The cause of death of a Nigerian student who was found in Epping Forest in the UK after a missing person probe was ‘consistent with drowning’, an inquest has heard.
18-year-old Richard Okorogheye was found in a pond in the woodland on April 5, 2021, two weeks after he went missing from his home in Ladbroke Grove, west London.
Mr. Okorogheye had sickle cell anaemia and left home on the evening of March 22 without his medication. His mother Evidence Joel contacted police the following day, but her son was not officially recorded as missing until 8 am on March 24.
Police watchdog the Independent Office for Police Conduct (IOPC) subsequently launched an investigation and said the force should apologise to his family after officers provided an ‘unacceptable level of service’ to his mother.
It added it found the performance of three police officers and three call handlers fell below the standard expected, but their actions did not meet the threshold for disciplinary action.
The IOPC probe found that Mr Okorogheye should have been classed as a missing person earlier and he was defined as low risk for too long, while a call handler inaccurately recorded his medical condition as anaemia rather than sickle cell anaemia on the initial police report.
However, the evidence did not show that the delay in upgrading Mr Okorogheye’s risk level was due to his or Ms Joel’s race, it added.
Ms Joel also claimed a police officer made a racist comment but the watchdog said that, while it could be considered ‘unprofessional’, it could not conclude the remark was ‘influenced by any bias regarding Richard’s ethnicity’.
Mr Okorogheye’s cause of death was given as ‘consistent with drowning’ by consultant forensic pathologist Dr Benjamin Swift during the first day of an inquest held at Essex Coroner’s Court in Chelmsford, on Monday.

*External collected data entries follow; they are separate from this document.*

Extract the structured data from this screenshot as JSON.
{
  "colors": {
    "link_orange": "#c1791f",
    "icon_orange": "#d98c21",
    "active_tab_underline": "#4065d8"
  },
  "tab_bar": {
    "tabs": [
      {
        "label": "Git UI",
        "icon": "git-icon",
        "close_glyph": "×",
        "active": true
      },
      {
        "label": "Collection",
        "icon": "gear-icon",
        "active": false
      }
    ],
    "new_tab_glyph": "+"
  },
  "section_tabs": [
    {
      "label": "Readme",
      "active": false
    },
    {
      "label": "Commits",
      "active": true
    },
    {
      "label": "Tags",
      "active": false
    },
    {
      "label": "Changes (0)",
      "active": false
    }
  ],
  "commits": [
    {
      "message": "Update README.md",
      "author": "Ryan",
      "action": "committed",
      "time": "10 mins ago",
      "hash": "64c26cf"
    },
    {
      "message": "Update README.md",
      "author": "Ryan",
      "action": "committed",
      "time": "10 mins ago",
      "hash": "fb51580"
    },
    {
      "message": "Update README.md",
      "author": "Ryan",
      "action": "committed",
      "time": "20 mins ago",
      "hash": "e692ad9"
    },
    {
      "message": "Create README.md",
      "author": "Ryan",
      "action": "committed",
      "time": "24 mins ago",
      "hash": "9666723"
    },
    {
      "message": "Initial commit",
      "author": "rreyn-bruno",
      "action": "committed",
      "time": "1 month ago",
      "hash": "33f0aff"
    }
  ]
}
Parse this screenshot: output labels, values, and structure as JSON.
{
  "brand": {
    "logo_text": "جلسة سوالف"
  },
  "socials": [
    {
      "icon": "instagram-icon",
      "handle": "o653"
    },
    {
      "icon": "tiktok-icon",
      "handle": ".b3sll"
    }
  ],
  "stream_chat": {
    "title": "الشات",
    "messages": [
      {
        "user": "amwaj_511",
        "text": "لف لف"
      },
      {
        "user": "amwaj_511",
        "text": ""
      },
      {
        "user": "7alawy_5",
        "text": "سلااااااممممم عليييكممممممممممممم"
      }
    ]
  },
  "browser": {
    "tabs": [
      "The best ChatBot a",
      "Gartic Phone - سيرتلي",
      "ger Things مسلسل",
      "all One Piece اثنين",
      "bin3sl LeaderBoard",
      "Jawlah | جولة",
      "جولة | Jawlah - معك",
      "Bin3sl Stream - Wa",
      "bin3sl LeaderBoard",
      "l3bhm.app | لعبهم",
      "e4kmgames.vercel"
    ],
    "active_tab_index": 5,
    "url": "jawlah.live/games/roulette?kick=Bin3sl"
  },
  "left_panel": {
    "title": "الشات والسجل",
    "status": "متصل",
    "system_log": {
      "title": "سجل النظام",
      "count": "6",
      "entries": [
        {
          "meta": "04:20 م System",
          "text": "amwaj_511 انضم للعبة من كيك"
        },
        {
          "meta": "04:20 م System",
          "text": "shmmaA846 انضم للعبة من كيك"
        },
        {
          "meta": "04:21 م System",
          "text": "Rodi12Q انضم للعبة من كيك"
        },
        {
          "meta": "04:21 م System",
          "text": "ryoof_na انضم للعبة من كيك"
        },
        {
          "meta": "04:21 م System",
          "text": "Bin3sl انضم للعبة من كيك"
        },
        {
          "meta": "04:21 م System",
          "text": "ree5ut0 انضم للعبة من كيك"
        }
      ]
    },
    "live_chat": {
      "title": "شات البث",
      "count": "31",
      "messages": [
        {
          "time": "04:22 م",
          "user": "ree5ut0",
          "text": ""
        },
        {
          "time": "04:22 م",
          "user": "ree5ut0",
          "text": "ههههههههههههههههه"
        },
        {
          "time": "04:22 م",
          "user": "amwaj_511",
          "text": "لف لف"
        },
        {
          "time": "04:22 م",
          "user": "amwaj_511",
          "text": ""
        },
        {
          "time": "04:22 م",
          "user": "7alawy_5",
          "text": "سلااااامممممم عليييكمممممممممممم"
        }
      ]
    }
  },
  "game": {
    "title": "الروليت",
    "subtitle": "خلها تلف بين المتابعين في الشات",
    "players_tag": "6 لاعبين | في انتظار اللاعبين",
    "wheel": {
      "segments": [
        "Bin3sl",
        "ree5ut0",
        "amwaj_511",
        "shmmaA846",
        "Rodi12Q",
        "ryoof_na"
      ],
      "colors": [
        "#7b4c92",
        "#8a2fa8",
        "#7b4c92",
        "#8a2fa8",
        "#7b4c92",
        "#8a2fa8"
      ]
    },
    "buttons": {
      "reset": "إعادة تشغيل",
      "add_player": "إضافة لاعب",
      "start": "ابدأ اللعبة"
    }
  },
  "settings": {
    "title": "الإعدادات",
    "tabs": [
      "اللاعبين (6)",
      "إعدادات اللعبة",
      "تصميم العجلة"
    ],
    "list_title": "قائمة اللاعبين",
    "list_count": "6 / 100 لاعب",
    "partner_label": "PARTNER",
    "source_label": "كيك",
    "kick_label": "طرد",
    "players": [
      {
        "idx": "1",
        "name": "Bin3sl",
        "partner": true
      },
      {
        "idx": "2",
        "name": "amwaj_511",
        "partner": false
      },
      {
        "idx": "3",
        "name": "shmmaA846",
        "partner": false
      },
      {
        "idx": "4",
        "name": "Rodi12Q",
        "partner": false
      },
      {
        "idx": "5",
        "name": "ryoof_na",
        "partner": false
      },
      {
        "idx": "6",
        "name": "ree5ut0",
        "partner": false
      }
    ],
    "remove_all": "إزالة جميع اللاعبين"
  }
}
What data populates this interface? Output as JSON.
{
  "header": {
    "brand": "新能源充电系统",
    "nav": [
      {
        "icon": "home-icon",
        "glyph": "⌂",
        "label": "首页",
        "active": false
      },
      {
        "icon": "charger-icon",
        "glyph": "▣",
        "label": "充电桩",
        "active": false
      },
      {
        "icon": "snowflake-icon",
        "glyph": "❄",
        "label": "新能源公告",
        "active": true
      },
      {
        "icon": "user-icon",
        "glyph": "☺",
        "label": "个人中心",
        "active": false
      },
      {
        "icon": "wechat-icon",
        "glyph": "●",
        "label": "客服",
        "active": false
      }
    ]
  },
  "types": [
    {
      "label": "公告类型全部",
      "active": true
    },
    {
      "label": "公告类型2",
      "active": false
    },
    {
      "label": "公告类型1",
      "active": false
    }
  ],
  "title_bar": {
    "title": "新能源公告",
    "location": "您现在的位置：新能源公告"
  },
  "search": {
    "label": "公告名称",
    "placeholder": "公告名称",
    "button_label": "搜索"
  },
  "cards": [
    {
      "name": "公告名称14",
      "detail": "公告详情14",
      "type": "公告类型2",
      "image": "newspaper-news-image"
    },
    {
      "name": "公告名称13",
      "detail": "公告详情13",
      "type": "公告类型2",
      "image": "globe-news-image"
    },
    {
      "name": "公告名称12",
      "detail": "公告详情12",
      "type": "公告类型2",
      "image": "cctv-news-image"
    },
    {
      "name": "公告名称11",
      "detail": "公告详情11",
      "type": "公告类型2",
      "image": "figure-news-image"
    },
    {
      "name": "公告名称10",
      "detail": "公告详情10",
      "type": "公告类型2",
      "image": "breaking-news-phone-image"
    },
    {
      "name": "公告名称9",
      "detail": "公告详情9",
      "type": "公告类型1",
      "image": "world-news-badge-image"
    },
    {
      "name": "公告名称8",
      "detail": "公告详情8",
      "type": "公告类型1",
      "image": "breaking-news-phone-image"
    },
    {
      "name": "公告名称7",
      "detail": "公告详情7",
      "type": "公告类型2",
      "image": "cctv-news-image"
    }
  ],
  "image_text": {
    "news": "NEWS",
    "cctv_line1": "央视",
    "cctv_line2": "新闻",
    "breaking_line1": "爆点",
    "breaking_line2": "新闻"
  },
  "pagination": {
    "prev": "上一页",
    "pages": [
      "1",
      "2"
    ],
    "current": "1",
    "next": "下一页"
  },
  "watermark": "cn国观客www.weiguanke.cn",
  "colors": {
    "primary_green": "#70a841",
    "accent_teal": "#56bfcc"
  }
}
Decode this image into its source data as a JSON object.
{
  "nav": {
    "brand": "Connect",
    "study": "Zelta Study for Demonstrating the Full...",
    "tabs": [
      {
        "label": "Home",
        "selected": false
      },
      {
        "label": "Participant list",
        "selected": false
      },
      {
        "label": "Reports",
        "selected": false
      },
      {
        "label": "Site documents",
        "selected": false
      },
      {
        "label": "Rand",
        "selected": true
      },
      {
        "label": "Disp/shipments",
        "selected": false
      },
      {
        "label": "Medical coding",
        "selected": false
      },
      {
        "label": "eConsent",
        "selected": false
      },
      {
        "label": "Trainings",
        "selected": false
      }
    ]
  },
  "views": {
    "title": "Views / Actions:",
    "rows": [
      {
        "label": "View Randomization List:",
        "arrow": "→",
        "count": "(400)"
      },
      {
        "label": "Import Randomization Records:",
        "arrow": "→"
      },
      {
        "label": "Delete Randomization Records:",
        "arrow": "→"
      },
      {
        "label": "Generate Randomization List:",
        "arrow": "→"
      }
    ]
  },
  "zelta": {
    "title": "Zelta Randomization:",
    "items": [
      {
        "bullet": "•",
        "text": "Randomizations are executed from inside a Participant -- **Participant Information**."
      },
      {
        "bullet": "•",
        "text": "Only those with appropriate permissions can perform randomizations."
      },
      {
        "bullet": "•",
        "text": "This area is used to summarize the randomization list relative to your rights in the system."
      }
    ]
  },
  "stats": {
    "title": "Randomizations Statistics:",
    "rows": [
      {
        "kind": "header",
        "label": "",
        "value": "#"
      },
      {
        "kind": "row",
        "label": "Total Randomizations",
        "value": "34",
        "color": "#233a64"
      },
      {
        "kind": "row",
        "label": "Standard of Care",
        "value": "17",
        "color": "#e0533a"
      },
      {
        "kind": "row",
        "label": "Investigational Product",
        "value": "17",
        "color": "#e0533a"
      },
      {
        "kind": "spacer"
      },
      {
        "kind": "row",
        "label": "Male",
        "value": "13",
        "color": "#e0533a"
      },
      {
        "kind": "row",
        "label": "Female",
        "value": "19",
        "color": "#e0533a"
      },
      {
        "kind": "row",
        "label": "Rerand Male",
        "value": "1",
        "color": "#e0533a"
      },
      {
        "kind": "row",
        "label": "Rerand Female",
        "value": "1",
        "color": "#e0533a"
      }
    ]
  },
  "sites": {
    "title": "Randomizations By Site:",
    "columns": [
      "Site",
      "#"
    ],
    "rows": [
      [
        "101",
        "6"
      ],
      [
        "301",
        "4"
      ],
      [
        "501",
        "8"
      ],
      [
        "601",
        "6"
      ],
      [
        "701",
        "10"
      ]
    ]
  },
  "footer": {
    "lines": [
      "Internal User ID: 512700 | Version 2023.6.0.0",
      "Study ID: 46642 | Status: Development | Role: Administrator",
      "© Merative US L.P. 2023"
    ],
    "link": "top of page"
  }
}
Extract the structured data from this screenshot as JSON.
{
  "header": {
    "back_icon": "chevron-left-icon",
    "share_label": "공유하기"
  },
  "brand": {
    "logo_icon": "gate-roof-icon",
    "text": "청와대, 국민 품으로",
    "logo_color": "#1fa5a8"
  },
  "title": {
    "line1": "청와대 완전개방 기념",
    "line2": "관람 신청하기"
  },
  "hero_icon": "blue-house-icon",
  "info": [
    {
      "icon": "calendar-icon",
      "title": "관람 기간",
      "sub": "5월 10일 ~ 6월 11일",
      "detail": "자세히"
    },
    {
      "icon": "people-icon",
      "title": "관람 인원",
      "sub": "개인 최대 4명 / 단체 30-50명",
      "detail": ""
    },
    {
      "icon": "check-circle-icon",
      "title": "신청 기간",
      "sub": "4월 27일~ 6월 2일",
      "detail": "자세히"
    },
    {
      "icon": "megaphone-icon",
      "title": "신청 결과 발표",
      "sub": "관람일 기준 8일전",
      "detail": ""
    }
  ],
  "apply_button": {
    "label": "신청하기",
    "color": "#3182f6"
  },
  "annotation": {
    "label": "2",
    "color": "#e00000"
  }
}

Dr. Swift had been informed by Mr. Okorogheye’s family that he had been unable to swim and disliked water.
Area coroner Sean Horstead decided the inquest would not look into the wider circumstances surrounding Mr Okorogheye’s death, as his provisional view was that Mr Okorogheye had died by the time his mother first reported him missing to the police.
Mr Okorogheye, who was a student at Oxford Brookes University, had been isolating during the coronavirus pandemic and left home only to go to hospital to receive blood transfusions for his sickle cell disorder.
Ms. Joel said her son did not resent having to shield during the pandemic, and asked by Mr Horstead if he had any poor history of mental health, she replied ‘no, never’.
Mr. Jefir Sharif, a forensic toxicologist, gave evidence at the inquest and said levels of alcohol and gamma-hydroxybutyrate (GHB) were found in Mr. Okorogheye’s blood and urine during tests after his death.
But in a summary of Mr. Sharif’s report, the coroner said the forensic toxicologist was unable to rule out the possibility that some or all of the alcohol was produced naturally within Mr. Okorogheye’s body after death.
Mr. Sharif also said the levels of GHB suggest they were produced by the body after death rather than ingested or administered.
Dr Swift said the post-mortem examination showed Mr Okorogheye’s lungs were ‘somewhat overexpanded’ and his spleen was enlarged which would be ‘consistent with a history of sickle cell disorder’.
Mr Swift added that there were no acute injuries identified externally or internally, no marks of an offensive or defensive nature.